Exchange mailbox and folder access permissions are split between Active Directory permissions and Exchange database permissions. The different permission types are stored in two separate locations.
The External Account permission is a way to set the Active Directory msExchMasterAccountSID attribute. The msExchMasterAccountSID attribute is not a permission. Instead, it controls how other permissions work.
|The Active Directory msExchMailboxSecurityDescriptor attribute is a backup copy of a subset of the effective mailbox rights. It is used internally by Exchange for a variety of purposes. Additionally, the msExchMailboxSecurityDescriptor attribute is updated to match current effective rights if administrators use supported interfaces to assign rights.|
The Full Mailbox Access permission is an Exchange database store permission. The Send As permission is an Active Directory permission. In earlier versions of Exchange, before the Exchange Store.exe file changes were made, Exchange did not examine the setting for the Send As permission if the sender already had the Full Mailbox Access permission.

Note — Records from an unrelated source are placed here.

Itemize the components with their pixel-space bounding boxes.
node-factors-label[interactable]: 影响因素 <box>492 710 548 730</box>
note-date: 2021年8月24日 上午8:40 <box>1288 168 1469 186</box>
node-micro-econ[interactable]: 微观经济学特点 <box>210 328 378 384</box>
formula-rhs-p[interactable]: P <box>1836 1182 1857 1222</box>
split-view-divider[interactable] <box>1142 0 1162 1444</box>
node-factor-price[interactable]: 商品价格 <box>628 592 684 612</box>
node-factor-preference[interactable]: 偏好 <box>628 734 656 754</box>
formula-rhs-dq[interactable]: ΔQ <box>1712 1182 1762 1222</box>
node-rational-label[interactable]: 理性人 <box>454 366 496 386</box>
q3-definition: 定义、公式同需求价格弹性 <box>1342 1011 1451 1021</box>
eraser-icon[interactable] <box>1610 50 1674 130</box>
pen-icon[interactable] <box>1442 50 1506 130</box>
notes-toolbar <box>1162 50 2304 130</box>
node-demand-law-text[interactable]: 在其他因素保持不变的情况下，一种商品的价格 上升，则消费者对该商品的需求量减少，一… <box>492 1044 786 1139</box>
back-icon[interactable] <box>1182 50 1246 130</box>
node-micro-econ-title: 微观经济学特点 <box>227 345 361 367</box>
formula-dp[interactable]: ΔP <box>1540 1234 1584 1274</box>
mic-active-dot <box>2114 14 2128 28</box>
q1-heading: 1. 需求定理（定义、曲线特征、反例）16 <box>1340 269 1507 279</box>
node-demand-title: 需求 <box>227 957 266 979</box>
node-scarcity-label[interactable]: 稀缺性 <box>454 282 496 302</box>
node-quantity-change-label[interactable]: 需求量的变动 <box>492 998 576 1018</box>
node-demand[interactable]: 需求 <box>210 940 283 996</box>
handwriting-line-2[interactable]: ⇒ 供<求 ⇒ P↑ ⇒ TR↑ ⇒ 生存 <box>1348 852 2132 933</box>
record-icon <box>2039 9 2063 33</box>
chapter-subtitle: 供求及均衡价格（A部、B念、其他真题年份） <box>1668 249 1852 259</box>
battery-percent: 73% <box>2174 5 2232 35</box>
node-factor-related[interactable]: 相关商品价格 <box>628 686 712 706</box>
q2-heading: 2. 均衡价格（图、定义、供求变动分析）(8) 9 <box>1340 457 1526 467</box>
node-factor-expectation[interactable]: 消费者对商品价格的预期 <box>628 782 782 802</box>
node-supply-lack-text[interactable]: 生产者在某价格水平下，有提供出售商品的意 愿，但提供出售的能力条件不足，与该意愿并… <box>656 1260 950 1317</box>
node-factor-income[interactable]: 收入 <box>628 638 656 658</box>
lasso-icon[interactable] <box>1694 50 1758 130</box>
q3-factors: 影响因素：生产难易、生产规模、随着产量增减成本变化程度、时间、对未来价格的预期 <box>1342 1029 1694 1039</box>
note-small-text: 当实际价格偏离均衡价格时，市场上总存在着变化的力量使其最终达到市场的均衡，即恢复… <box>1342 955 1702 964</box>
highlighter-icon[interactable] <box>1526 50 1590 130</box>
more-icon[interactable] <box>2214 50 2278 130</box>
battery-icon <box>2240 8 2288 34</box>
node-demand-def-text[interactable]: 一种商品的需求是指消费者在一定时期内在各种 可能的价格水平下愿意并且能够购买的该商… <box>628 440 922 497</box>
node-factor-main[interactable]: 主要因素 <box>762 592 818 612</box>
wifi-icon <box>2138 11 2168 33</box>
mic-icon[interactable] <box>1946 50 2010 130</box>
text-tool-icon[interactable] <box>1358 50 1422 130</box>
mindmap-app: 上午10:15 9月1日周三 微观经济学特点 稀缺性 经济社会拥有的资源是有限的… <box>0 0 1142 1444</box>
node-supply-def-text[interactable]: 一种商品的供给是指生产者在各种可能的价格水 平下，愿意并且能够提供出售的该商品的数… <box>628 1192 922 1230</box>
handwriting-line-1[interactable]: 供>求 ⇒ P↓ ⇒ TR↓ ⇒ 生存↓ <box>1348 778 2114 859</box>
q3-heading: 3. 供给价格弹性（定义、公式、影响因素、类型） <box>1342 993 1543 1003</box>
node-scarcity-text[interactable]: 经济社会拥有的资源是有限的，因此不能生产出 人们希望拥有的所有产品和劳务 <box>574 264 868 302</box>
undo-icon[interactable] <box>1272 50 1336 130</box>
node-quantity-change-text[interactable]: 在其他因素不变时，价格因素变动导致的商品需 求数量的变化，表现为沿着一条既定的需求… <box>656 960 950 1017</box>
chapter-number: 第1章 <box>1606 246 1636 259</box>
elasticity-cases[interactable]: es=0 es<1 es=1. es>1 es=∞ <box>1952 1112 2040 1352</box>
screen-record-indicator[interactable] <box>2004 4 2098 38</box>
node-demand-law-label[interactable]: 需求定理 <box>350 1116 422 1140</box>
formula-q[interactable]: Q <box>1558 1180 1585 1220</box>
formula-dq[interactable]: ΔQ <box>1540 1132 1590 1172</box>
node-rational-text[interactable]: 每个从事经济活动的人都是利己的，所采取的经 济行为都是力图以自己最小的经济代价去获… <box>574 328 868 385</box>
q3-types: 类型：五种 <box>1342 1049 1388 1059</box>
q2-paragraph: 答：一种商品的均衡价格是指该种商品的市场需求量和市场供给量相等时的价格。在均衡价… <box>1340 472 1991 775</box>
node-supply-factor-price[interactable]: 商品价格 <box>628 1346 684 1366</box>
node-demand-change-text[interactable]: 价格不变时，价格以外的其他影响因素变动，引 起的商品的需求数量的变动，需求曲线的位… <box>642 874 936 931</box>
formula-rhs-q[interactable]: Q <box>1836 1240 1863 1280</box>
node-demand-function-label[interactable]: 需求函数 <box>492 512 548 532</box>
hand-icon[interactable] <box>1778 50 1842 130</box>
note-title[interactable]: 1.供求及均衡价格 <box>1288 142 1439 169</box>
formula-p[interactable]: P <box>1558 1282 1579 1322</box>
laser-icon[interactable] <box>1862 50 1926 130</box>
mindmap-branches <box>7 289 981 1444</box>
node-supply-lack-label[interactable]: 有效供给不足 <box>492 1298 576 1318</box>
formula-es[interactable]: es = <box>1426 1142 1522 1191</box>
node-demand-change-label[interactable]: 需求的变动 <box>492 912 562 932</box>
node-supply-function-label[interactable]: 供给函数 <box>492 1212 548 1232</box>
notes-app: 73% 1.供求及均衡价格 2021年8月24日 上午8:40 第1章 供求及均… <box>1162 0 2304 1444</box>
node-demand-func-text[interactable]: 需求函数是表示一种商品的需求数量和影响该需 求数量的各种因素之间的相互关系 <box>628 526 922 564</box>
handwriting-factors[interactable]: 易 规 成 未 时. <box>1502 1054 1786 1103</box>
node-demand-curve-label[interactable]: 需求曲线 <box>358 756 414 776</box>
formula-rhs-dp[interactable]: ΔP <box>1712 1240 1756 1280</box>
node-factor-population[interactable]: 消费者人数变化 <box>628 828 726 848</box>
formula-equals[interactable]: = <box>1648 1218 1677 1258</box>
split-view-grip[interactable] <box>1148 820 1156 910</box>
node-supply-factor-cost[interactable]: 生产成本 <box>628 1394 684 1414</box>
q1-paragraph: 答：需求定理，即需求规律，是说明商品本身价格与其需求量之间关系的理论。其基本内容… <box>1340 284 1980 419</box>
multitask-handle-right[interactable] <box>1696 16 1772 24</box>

|You can grant the Send As permission without granting the Full Mailbox Access permission.|
Inclusion of the Send As permission with the Full Mailbox Access permission gave Exchange administrators effective Send As permissions for any mailbox on a server. This is because Exchange administrators effectively have full control over an Exchange database. By separating the Send As permission from the Full Mailbox Access permission, Active Directory administrators can prevent Exchange administrators from having Send As permission for accounts. This is because the Send As permission is an Active Directory permission and not an Exchange store permission.